To Have Your Chop Suey and Eat It Too: Chinese Restaurant Owners’ Battle for Immigration Privileges, 1897–1919

Friday, January 3, 2020: 3:50 PM
New York Ballroom East (Sheraton New York)
Heather R. Lee, NYU Shanghai
In 1915, the U.S. Court of Appeals exonerated Lee Chee, a man facing deportation, and inadvertently created legal opportunities for Chinese immigrants in the restaurant industry. The case hinged on whether restaurant owners were exempt from the Chinese Exclusion Act (1882-1943), which barred laborers but permitted the emigration of certain types of entrepreneurs. The judges ruled in favor of restaurant owners, incentivizing individuals who were constrained by Exclusion to entered food service. Chinese immigrants with small amounts of capital pooled resources, opening restaurants with as few as three and sometimes as many as a hundred co-investors.

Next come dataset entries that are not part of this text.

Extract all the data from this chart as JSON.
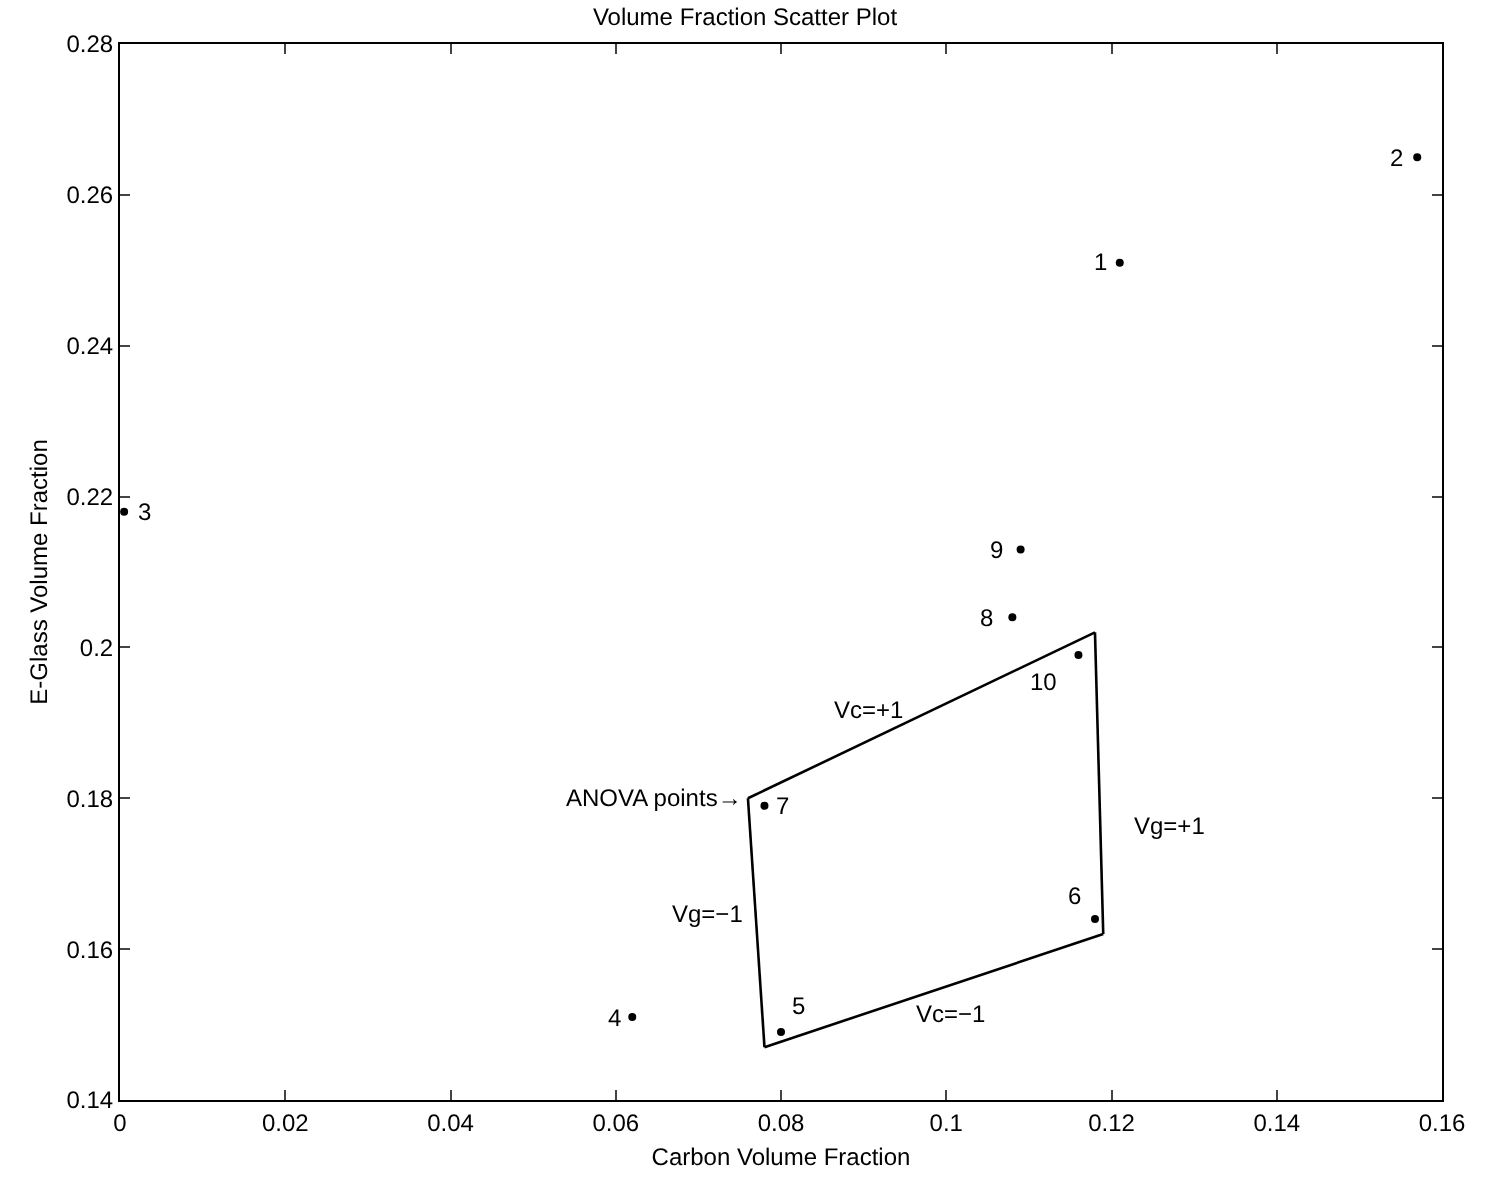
{
  "chart_data": {
    "type": "scatter",
    "title": "Volume Fraction Scatter Plot",
    "xlabel": "Carbon Volume Fraction",
    "ylabel": "E-Glass Volume Fraction",
    "xlim": [
      0,
      0.16
    ],
    "xticks": [
      0,
      0.02,
      0.04,
      0.06,
      0.08,
      0.1,
      0.12,
      0.14,
      0.16
    ],
    "ylim": [
      0.14,
      0.28
    ],
    "yticks": [
      0.14,
      0.16,
      0.18,
      0.2,
      0.22,
      0.24,
      0.26,
      0.28
    ],
    "grid": false,
    "series": [
      {
        "color": "#000000",
        "marker": "circle",
        "x": [
          0.121,
          0.157,
          0.0005,
          0.062,
          0.08,
          0.118,
          0.078,
          0.108,
          0.109,
          0.116
        ],
        "values": [
          0.251,
          0.265,
          0.218,
          0.151,
          0.149,
          0.164,
          0.179,
          0.204,
          0.213,
          0.199
        ]
      },
      {
        "type": "line",
        "color": "#000000",
        "marker": "none",
        "line_style": "solid",
        "x": [
          0.076,
          0.118
        ],
        "values": [
          0.18,
          0.202
        ]
      },
      {
        "type": "line",
        "color": "#000000",
        "marker": "none",
        "line_style": "solid",
        "x": [
          0.118,
          0.119
        ],
        "values": [
          0.202,
          0.162
        ]
      },
      {
        "type": "line",
        "color": "#000000",
        "marker": "none",
        "line_style": "solid",
        "x": [
          0.078,
          0.119
        ],
        "values": [
          0.147,
          0.162
        ]
      },
      {
        "type": "line",
        "color": "#000000",
        "marker": "none",
        "line_style": "solid",
        "x": [
          0.076,
          0.078
        ],
        "values": [
          0.18,
          0.147
        ]
      }
    ],
    "annotations": [
      {
        "text": "1",
        "x": 0.121,
        "y": 0.251
      },
      {
        "text": "2",
        "x": 0.157,
        "y": 0.265
      },
      {
        "text": "3",
        "x": 0.0005,
        "y": 0.218
      },
      {
        "text": "4",
        "x": 0.062,
        "y": 0.151
      },
      {
        "text": "5",
        "x": 0.08,
        "y": 0.149
      },
      {
        "text": "6",
        "x": 0.118,
        "y": 0.164
      },
      {
        "text": "7",
        "x": 0.078,
        "y": 0.179
      },
      {
        "text": "8",
        "x": 0.108,
        "y": 0.204
      },
      {
        "text": "9",
        "x": 0.109,
        "y": 0.213
      },
      {
        "text": "10",
        "x": 0.116,
        "y": 0.199
      },
      {
        "text": "Vc=+1",
        "x": 0.0906,
        "y": 0.1876
      },
      {
        "text": "Vc=−1",
        "x": 0.1005,
        "y": 0.1552
      },
      "Vg=+1",
      {
        "text": "Vg=−1",
        "x": 0.077,
        "y": 0.1646
      },
      {
        "text": "ANOVA points→",
        "x": 0.076,
        "y": 0.18
      }
    ]
  }
}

By investing aggressively in a once marginal segment of the ethnic economy, they made the restaurant industry the largest repository of Chinese financial and human resources in the United States. They used the legal privileges gained through restaurant ownership to travel internationally and to sponsor relatives’ emigration. Based on archival research and quantitative analysis of an original database, this paper underscores the opportunities that the Chinese fashioned in discriminatory laws—what I call “innovation at the margins.” Starting in 1897, they defended the privileges of restaurant owners in the face of shrinking immigration opportunities, challenging the decision of INS officials and organizing test cases of its policies in the courts. It was a long and frustrating battle that involved dozens of little-known immigrant actors, who made the law more accommodating for themselves and changed the way Americans ate in the twentieth century.